Após uma difícil vitória eleitoral em 1988, um amplo processo de reversão de prioridades foi executado, com estabelecimento de sistemas de comunicação popular integrado a este processo, recriando o Diário Oficial do Município como órgão de imprensa divulgador das ações da Prefeitura. Era o D. O. Urgente distribuído em toda a cidade, democratizando a informação e quebrando o monopólio exercido na área.
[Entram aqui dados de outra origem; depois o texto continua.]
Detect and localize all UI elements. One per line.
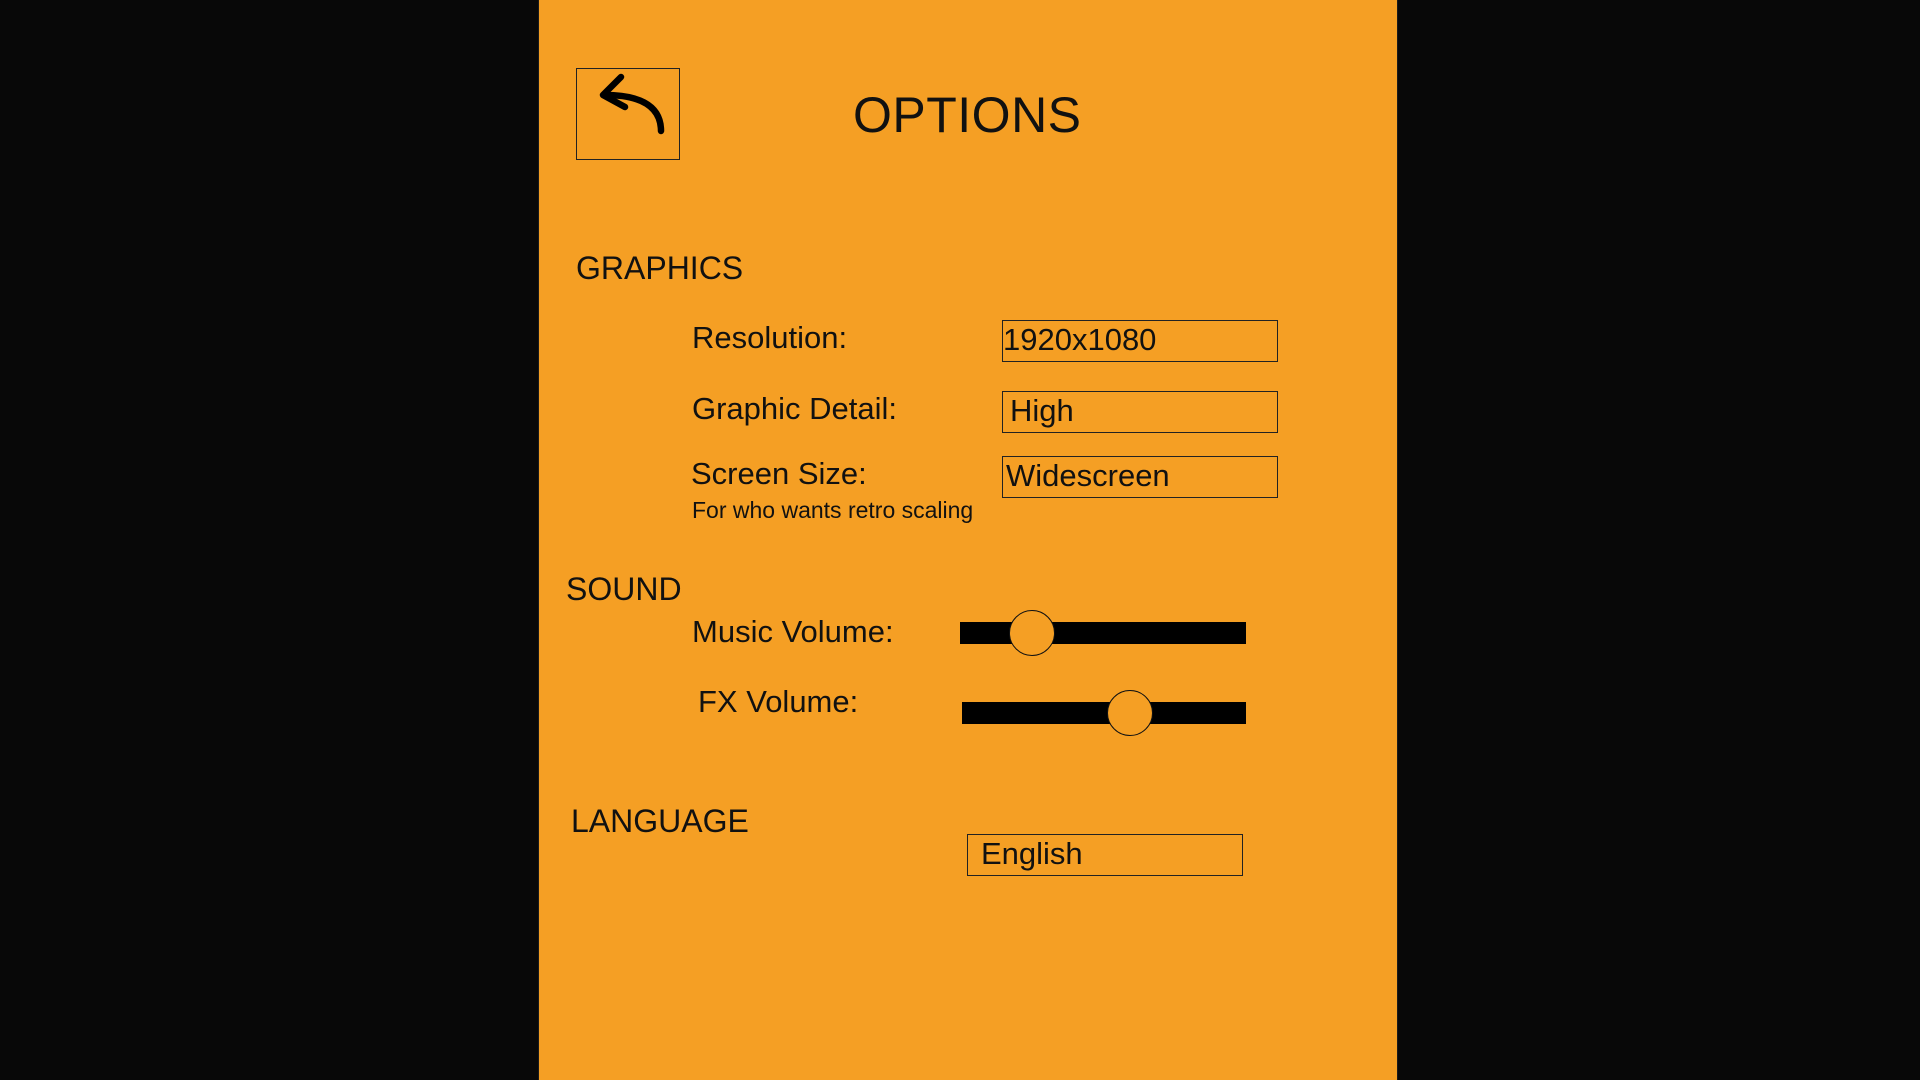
back-arrow-icon [599, 73, 665, 135]
options-panel: OPTIONS GRAPHICS Resolution: 1920x1080 G… [538, 0, 1398, 1080]
fx-volume-knob[interactable] [1106, 690, 1153, 736]
back-button[interactable] [576, 68, 680, 160]
fx-volume-slider[interactable] [962, 688, 1246, 738]
language-heading: LANGUAGE [571, 803, 749, 839]
screen-size-hint: For who wants retro scaling [692, 497, 974, 523]
sound-heading: SOUND [566, 571, 682, 607]
screen-size-select[interactable]: Widescreen [1002, 456, 1278, 498]
music-volume-track [960, 622, 1246, 644]
screen-size-label: Screen Size: [691, 456, 867, 491]
fx-volume-track [962, 702, 1246, 724]
graphic-detail-label: Graphic Detail: [692, 391, 898, 426]
graphic-detail-select[interactable]: High [1002, 391, 1278, 433]
page-title: OPTIONS [853, 87, 1082, 143]
fx-volume-label: FX Volume: [698, 684, 859, 719]
language-select[interactable]: English [967, 834, 1243, 876]
music-volume-label: Music Volume: [692, 614, 894, 649]
resolution-select[interactable]: 1920x1080 [1002, 320, 1278, 362]
graphics-heading: GRAPHICS [576, 250, 744, 286]
music-volume-slider[interactable] [960, 608, 1246, 658]
music-volume-knob[interactable] [1008, 610, 1055, 656]
resolution-label: Resolution: [692, 320, 848, 355]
Tudo isso resultou em uma consagração popular que multiplicaria a cada eleição o apoio em termos eleitorais à titular do Governo Municipal de 1989 a 1992, Telma de Souza.

 

Que começara, no dia 3 de maio de 1989, logo após a posse desse novo Governo Municipal, ensinando saúde, vida e práticas sociais ao Brasil e o mundo. Em maio de 1989, um prefeito – aliás, uma prefeita –, ousava, humanitariamente.  E livrava a cidade de uma chaga tenebrosa, um campo de concentração. Era o mês dos casamentos – e um novo poder político comandava a cidade. A mudança das relações éticas comandou o processo devolutivo da cidadania negada aos pacientes do Anchieta, na ótica da transformação social que, naquele microcosmo, não poderia reproduzir as pressões externas: seria como admiti-las, naquele momento em que a Prefeitura assumia o comando da situação e os humanistas da Prefeitura.

 

No Anchieta, tudo foi feito com experimentalismo, sem know-how do assunto aqui, apenas o exemplo de Trieste, as lições da Itália, indispensáveis. Uma lição que superaram, aplicando e aprendendo, o dosceo docilis, tão conhecido dos mestres. Era preciso formar profissionais especializados, o que se fez no exercício prático da intervenção humanista. Esta ação fez emergir o tema da violência das instituições e da instituição da violência, admitida silenciosamente atrás dos altos muros. A cidade guarda na memória aqueles tempos de festa, de uma feliz cidade. Depois de Telma, nada mais seria como antes, como cantava Elis.